Quantification of pulmonary vascular occlusion in dogs by use of the diffusing capacity.

Abstract

The purpose of these experiments was to quantify stagnant intrapulmonary blood caused by a pulmonary arterial occlusion (PAO). The hypothesis was that the diffusing capacity of the lung for CO (DLCO) would be altered little by PAO when measured with the usual inspired concentrations (0.3%) of CO, since stagnant blood distal to the occlusion takes up CO for 20 s or more before significant CO backpressure would develop. However, higher levels of CO (i.e., greater than or equal to 3%) would equilibrate faster with capillary blood (within 5-10 s), and DLCO measured 10-20 s subsequent to the high CO exposure would reflect only the DLCO in the unoccluded regions.
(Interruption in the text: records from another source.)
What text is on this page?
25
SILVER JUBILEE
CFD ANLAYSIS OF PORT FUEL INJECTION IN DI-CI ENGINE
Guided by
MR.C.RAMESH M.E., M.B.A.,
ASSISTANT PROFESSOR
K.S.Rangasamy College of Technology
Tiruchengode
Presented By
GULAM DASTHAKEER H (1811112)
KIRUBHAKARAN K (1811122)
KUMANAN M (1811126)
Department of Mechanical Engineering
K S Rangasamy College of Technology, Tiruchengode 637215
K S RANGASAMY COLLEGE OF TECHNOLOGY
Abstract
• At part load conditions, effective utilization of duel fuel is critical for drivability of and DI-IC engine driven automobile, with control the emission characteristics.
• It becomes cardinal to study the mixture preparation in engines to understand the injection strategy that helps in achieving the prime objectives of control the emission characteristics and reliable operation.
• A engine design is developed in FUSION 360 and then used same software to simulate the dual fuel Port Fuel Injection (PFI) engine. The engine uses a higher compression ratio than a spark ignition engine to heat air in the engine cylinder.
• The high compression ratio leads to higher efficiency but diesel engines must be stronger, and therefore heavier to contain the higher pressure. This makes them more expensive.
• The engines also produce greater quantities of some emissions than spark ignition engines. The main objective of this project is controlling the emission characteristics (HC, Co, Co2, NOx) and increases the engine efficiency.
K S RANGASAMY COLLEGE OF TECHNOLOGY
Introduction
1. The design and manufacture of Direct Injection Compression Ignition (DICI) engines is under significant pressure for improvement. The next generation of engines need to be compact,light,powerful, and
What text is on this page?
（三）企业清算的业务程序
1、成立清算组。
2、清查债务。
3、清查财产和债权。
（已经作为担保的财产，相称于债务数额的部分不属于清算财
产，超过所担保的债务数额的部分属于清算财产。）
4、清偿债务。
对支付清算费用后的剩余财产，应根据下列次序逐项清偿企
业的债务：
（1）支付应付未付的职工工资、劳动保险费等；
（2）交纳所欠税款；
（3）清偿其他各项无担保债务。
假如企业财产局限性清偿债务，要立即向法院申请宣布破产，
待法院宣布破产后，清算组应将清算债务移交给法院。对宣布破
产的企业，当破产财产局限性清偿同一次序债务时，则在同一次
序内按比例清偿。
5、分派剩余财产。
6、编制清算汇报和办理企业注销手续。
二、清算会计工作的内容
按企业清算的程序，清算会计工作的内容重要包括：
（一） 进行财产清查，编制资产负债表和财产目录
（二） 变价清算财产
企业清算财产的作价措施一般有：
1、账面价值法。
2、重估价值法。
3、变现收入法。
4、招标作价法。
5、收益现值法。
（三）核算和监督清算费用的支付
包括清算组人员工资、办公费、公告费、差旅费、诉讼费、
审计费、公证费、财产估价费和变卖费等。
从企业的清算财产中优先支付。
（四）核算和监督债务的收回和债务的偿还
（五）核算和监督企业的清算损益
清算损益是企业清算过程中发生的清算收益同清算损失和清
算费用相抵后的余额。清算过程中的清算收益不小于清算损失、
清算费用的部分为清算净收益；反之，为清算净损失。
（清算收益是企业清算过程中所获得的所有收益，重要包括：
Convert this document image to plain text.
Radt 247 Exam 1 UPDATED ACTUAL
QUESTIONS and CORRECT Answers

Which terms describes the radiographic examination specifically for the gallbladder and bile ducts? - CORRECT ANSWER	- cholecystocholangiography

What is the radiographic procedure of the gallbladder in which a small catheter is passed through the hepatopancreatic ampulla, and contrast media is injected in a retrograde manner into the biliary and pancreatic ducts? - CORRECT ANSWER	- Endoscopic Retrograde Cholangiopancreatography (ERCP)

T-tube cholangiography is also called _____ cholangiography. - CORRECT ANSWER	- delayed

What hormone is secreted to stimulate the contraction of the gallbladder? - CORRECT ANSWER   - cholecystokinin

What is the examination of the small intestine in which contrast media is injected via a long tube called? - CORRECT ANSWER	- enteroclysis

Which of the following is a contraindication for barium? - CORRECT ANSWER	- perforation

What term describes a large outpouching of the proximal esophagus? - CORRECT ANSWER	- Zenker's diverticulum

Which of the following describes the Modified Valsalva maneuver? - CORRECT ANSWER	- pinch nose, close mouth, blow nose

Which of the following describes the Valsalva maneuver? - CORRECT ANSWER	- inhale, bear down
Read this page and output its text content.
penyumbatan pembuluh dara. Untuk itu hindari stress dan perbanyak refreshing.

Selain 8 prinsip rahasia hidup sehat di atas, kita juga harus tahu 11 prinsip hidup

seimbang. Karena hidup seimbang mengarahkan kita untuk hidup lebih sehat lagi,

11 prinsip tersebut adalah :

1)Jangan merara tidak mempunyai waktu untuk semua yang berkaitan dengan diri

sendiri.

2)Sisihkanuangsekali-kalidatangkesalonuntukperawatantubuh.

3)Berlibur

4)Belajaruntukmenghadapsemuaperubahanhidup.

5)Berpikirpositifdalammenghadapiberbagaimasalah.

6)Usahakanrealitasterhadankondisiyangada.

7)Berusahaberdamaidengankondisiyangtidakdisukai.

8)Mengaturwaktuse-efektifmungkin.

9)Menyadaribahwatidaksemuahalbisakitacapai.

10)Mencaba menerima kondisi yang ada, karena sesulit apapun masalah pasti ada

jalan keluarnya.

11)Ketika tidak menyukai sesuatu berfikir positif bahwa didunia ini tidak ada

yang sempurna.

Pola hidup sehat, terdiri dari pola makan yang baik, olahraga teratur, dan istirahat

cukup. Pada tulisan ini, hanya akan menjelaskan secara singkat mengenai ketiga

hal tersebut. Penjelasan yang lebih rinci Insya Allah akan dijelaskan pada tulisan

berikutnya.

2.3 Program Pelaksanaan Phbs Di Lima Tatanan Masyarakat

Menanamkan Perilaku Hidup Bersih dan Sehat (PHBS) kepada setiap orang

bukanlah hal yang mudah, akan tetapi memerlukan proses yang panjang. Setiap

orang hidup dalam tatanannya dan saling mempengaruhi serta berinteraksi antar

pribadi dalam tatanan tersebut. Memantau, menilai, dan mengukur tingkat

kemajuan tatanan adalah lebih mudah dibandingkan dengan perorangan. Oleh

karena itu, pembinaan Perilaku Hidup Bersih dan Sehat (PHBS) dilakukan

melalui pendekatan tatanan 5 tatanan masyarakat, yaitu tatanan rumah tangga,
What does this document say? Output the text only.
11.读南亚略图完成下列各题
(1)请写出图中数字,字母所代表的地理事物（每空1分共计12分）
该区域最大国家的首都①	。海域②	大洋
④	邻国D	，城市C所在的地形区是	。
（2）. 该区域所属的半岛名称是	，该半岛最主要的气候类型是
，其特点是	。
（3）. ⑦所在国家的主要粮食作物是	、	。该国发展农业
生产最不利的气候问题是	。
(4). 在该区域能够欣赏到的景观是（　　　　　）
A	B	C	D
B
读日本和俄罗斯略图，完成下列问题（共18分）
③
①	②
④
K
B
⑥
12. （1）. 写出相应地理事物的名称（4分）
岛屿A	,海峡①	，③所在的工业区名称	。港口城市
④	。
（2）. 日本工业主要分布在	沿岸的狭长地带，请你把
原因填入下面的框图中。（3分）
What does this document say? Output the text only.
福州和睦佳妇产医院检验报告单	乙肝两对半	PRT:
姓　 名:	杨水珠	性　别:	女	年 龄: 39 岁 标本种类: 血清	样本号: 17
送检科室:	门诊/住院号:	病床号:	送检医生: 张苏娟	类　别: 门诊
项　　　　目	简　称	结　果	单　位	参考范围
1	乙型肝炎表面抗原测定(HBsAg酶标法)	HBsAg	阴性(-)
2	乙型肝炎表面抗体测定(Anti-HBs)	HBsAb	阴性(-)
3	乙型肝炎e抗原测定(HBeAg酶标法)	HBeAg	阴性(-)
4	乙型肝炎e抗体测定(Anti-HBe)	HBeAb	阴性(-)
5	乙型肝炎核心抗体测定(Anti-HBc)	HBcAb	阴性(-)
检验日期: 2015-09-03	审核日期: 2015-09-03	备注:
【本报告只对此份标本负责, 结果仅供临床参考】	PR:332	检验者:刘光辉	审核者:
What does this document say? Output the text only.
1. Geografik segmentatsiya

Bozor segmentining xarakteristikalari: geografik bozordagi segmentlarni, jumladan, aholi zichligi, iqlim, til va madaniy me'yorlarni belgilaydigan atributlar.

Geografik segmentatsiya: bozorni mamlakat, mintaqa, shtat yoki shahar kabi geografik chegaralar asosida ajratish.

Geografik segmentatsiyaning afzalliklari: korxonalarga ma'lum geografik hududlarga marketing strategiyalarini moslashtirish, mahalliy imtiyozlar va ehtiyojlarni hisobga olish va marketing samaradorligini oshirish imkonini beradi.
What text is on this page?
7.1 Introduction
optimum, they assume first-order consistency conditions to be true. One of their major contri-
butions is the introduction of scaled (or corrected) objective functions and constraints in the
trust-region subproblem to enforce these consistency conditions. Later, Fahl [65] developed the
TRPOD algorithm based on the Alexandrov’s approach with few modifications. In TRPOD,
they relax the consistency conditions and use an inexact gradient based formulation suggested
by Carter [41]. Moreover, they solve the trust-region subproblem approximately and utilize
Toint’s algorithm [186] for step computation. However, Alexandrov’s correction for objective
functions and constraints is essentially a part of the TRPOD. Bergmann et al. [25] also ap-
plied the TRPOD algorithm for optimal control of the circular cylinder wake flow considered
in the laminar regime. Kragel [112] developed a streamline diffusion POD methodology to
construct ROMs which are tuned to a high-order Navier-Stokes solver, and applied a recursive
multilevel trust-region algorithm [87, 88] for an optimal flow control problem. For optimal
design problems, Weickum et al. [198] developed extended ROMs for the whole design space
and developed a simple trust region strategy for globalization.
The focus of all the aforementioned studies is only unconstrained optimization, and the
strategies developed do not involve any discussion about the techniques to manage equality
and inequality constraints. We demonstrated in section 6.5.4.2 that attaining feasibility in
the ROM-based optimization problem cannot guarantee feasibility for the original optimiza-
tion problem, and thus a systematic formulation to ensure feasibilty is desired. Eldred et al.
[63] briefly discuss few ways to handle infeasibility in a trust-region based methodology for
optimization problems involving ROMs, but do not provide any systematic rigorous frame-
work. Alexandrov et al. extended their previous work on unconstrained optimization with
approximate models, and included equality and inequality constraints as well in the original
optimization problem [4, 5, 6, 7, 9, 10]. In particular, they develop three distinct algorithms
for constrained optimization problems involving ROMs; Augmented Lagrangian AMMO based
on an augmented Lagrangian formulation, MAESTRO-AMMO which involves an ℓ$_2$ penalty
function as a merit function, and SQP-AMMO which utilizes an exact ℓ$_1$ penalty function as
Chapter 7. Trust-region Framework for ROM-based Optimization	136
Thus the fractional reduction in DLCO measured with 3% CO, with respect to that measured with 0.3% CO, should be related to the fractional occlusion of the pulmonary artery in a predictable way. We occluded the right pulmonary artery (RPAO), the left pulmonary artery (LPAO), or the left lower lobar artery (LLPAO) and found that DLCO measured during rebreathing a 0.3% CO mixture was 80, 87, and 94%, respectively, of the preocclusion value, whereas the DLCO measured during rebreathing a 3.3% CO mixture was 59, 73, and 87% of the preocclusion value. A computer model was developed to predict the reduction in DLCO at different levels of CO exposure that would be caused by varying fractions of PAO. Our data indicated that RPAO corresponded to a 42% vascular occlusion, LPAO a 35% occlusion, and LLPAO a 20% occlusion. Measurement of DLCO using low and high concentrations of CO might be useful in assessing the fraction of vascular bed occluded and in following noninvasively the course of vascular occlusion in a variety of pulmonary diseases.